CFAC Files Suit Against L.A. City Council

Random Lengths News | May 6, 2010
On April 28, the California First Amendment Coalition filed a complaint against the City of Los Angeles after the council refused to “cure and correct” an inadequately noticed February 18 agenda item that surreptitiously called for 4,000 City workers and positions to be cut. This complaint follows a letter sent by Random Lengths News (A Los Angeles Harbor Area newsweekly) publisher James Preston Allen to City Council president Garcetti and City Attorney Carmen Trutanich protesting what his paper believes to be a violation of the Brown Act.

The Brown Act is the statute that regulates government meetings, public access to legislative proceedings and taping and broadcast of these meetings. California Gov. Code 54950-54959. “The people do not yield their sovereignty to the bodies that serve them. The people insist on remaining informed to retain control over the legislative bodies they have created.”

The City Council pushed through the job cuts while the Mayor's office, credit agencies, and the Controller's office were laying a great deal of rhetorical heat about making tough decisions to close the budget gap.

Garcetti's office did not responded to Random Lengths letter and will be served on Thursday April 29. A copy of the letter was sent to the First Amendment Coalition, whereby after study of the issues involved filed the complaint on Wednesday in Superior Court.

In the complaint, CFAC said it seeks a judicial determination of the adequacy of an agenda item description, which has appeared on the agenda for 29 of the 37 Los Angeles City Council meetings held from February 9, 2010 to April 21, 2010, and was only acted upon four times out of those 29 meetings, making it impossible for the ordinary citizen to know what was being discussed and when.

CFAC also seeks a mandatory injunction directing the City Council to place on its agendas in the future only item descriptions sufficient to adequately inform members of the public about the subject matter and potential actions to be considered pursuant to such description, so that members of the public can determine whether to monitor or participate in any particular meeting of the LACC.

The Brown Act requires that noticed agenda items be written in such a way that they give reasonable notice of the action that a legislative body will consider. Although the notice needn't be detailed or lengthy, it nonetheless must convey the essence of the action to be considered or taken.

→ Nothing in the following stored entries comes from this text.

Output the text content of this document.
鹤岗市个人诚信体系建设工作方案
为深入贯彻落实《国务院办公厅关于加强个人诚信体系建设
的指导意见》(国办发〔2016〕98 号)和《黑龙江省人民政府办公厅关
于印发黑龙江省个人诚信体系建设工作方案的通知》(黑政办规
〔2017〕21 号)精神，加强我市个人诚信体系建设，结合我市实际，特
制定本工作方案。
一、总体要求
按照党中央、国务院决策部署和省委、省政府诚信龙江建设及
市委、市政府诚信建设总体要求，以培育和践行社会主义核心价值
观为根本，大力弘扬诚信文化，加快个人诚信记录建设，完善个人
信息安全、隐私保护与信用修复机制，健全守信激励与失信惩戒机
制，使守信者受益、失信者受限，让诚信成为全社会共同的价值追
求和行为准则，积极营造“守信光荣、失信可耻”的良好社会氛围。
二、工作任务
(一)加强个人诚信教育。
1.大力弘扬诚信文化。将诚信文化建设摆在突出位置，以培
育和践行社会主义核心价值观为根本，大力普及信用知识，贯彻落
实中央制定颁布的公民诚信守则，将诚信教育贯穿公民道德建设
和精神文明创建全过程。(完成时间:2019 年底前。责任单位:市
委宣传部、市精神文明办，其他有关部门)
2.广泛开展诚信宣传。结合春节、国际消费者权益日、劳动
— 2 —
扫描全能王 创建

In the Letter to Garcetti and Trutanich, the paper accused that “Item #15, however, appeared to have been written with the intention of giving the public no advance notice of the Council's intent.”

The paper continued, saying, “Indeed, it's hard to imagine a notice provision better calculated to mislead the public. Nowhere is there any mention of staff reductions or layoffs or job cuts. This is a model of obfuscation, in plain defiance of the spirit and letter of both the Brown Act and Prop 59.”

The Ralph M. Brown Act created specific agenda obligations for notifying the public with a “brief description” of each item to be discussed or acted upon, and also created a legal remedy for illegally taken actions– namely, the judicial invalidation of those actions upon proper findings of fact and conclusions of law by a court of law.

Trutanich, who has his own battles with the Mayor over the city budget as it relates to his own department of City Attorney, did however respond to Random Lengths’ complaint prior to the CFAC filing saying that, “It is the opinion of this Office that the agenda description adequately informed the public of the subject under consideration, such that interested members of the public could determine whether to monitor or participate in the City Council meeting.”

The letter continued, saying that the amending motion was germane to the subject matter description, arguing that to be germane, an amendment must in some way involve the same question that is raised by the motion to which it is applied. Trutanich's office noted “that approximately 80 percent of the City’s budget is comprised of the payment of employee wages and benefits. The specter of layoffs not only was germane as a possible budget balancing action related to the item in question, it had been discussed as a possible solution to the City’s budget crisis for months.”